My background is in data modeling, so the example that follows will use data modeling techniques to show what a Dependency Gradient is.

Data models are made up of some number of binary links that specifically represent some form of existential or fulfillment relationship that a dependent entity type has on an independent entity type. The terms “dependent” and “independent” refer only to the role that an entity type plays in the relationship, not to some universal property of the entity. An entity type can be dependent in one relationship and independent in another.

Figure 1 shows a set of binary links between a dependent entity (Order_Payment) and the independent entities with which it has fulfillment dependencies, (Customer) and (Payment). This creates two Dependency Gradients: Dependency Gradient 1, flowing from left to right in the diagram, and Dependency Gradient 2, flowing from right to left. DG1 is a direct relationship (one link), it has no intermediate entities. DG2 is an indirect relationship (three links), there are two intermediate entities, Order_Invoice and Order. The concentration of dependency (i.e., the substance of the gradient) is 100% on the dependent ends (which just happen to be the same entity in this example, but need not be) and 0% on the independent ends.

Figure 1.

The more intermediate entities there are between a dependent entity and an independent entity in a model, the greater the Dependency Gradient. In other words, the more distance there is between the leaf node[i] of a dependency path and the apex node[ii] of that path, the greater the DG.

The higher the DG of a model (data or graph) the more difficult it will be to change the model to meet changing circumstances.
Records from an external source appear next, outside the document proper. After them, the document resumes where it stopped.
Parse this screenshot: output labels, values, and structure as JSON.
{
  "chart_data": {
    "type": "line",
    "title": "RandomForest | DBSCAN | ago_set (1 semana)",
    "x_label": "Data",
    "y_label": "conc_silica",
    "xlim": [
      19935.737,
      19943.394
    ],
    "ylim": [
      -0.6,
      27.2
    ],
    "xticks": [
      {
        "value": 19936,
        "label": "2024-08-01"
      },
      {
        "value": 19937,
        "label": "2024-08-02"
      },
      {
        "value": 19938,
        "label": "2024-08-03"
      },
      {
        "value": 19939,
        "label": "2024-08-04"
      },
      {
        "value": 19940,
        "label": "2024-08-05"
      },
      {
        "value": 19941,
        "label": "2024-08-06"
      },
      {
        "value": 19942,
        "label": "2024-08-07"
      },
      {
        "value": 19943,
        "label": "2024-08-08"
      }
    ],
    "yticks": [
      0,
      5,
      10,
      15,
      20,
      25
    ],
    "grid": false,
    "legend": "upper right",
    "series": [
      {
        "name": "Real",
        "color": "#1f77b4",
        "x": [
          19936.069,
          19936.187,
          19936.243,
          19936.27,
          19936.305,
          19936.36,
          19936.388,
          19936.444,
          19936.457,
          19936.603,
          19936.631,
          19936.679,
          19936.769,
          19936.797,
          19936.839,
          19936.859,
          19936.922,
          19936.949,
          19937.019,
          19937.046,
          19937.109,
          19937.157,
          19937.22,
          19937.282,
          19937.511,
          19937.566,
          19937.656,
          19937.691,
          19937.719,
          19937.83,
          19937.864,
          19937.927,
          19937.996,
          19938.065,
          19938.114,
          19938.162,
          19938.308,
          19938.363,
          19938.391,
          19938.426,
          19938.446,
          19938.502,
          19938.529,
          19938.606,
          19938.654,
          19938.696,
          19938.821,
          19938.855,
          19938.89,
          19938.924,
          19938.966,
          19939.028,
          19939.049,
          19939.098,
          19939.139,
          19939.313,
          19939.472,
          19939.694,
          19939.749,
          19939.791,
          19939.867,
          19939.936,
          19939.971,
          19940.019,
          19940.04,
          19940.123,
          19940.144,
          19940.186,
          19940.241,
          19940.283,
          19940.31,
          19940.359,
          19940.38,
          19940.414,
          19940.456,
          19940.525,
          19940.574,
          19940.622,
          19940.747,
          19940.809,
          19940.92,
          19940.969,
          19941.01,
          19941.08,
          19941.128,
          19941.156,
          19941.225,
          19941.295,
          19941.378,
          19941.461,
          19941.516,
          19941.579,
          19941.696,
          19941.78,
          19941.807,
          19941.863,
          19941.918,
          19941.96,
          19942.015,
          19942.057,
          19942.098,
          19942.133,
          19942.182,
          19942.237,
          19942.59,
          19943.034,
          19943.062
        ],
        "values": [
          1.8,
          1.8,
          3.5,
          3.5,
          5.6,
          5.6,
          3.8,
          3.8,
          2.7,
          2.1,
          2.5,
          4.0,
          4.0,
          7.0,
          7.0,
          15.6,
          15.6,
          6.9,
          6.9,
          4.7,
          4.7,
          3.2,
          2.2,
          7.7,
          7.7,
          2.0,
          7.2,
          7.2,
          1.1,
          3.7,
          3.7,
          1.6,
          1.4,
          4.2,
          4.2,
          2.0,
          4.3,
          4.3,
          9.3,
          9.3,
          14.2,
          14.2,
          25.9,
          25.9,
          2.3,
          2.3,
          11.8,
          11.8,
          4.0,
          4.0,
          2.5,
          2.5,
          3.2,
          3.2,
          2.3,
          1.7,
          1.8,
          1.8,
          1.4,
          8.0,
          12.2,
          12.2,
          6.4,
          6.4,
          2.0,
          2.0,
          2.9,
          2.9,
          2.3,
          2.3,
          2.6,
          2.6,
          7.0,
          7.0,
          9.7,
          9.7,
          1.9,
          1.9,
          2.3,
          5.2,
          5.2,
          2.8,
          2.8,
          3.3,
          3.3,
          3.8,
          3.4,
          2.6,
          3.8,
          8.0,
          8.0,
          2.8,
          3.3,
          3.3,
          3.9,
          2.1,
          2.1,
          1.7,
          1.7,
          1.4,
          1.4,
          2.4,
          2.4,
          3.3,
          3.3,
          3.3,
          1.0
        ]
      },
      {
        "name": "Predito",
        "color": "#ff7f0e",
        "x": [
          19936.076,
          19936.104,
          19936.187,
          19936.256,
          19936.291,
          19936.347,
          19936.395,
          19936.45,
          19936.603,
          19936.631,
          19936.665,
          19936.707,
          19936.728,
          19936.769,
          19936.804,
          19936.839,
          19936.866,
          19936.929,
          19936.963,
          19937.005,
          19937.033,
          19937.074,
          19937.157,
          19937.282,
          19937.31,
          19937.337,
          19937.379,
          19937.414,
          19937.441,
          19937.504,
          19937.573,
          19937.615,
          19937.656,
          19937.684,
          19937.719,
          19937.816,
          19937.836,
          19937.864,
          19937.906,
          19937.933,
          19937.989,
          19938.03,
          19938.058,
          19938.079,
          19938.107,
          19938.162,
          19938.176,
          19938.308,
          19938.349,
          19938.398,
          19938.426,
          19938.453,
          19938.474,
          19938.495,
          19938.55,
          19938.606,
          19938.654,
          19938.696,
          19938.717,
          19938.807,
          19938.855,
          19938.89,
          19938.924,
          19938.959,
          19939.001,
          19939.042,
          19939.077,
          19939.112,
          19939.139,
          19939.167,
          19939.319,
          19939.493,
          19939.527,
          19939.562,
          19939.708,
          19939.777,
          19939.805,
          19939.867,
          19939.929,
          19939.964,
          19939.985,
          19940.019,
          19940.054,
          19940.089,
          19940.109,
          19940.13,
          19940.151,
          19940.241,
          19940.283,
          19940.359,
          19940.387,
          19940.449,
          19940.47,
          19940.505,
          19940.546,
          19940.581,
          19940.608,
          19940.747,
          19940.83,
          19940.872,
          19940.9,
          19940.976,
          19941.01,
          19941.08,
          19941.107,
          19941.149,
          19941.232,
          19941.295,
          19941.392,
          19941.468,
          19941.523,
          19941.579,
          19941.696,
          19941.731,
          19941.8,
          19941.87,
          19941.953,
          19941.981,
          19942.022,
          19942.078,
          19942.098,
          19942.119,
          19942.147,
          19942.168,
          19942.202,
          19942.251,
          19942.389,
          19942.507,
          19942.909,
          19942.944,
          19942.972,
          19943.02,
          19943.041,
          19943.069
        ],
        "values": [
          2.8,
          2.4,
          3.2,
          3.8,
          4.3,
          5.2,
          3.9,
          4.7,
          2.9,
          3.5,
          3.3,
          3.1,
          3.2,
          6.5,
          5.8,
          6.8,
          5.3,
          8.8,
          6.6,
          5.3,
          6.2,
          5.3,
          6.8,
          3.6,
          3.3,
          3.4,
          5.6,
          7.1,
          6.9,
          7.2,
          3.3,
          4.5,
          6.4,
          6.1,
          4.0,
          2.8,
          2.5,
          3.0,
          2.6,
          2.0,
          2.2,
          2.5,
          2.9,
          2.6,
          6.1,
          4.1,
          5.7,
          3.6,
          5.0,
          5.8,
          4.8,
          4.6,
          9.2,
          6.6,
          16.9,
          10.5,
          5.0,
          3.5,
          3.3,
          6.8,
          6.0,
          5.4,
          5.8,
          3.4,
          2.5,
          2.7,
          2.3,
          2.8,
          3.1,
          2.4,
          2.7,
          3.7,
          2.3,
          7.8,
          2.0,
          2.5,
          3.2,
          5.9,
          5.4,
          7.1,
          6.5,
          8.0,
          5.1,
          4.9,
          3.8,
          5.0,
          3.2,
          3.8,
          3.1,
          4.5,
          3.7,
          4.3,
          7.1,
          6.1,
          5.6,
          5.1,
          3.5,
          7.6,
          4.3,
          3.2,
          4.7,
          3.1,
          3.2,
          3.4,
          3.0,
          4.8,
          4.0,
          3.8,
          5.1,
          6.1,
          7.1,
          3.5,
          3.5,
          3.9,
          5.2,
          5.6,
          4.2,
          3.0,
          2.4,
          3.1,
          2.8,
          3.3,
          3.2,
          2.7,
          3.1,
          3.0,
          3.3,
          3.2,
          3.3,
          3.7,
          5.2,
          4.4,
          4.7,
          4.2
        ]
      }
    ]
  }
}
When you include dynamic dependencies generated from content data flowing into and out of a database such as an RDBMS or a DDBMS the complexities created by Dependency Gradients can increase greatly.

Ideally the Dependency Gradient of a model should be able to be measured by counting the links and dependency paths that make up its dependency tree. This consists of the links in the unique paths between all leaf node dependent entity types, and all apex node independent entity types. The higher the number of links is one measure, the number of dependency paths is a second measure, and the number of times an entity participates in a dependency path is a third measure. Together these measures can give you a good idea of the internal dependency concentration in a model. The amount of dependency in a data model, gradaph model, or document model can determine its fragility and its adaptability to changing circumstances. The higher the Dependency Gradient in any given model the less adaptable it will be and the higher the cost will be to change it to meet changing business needs.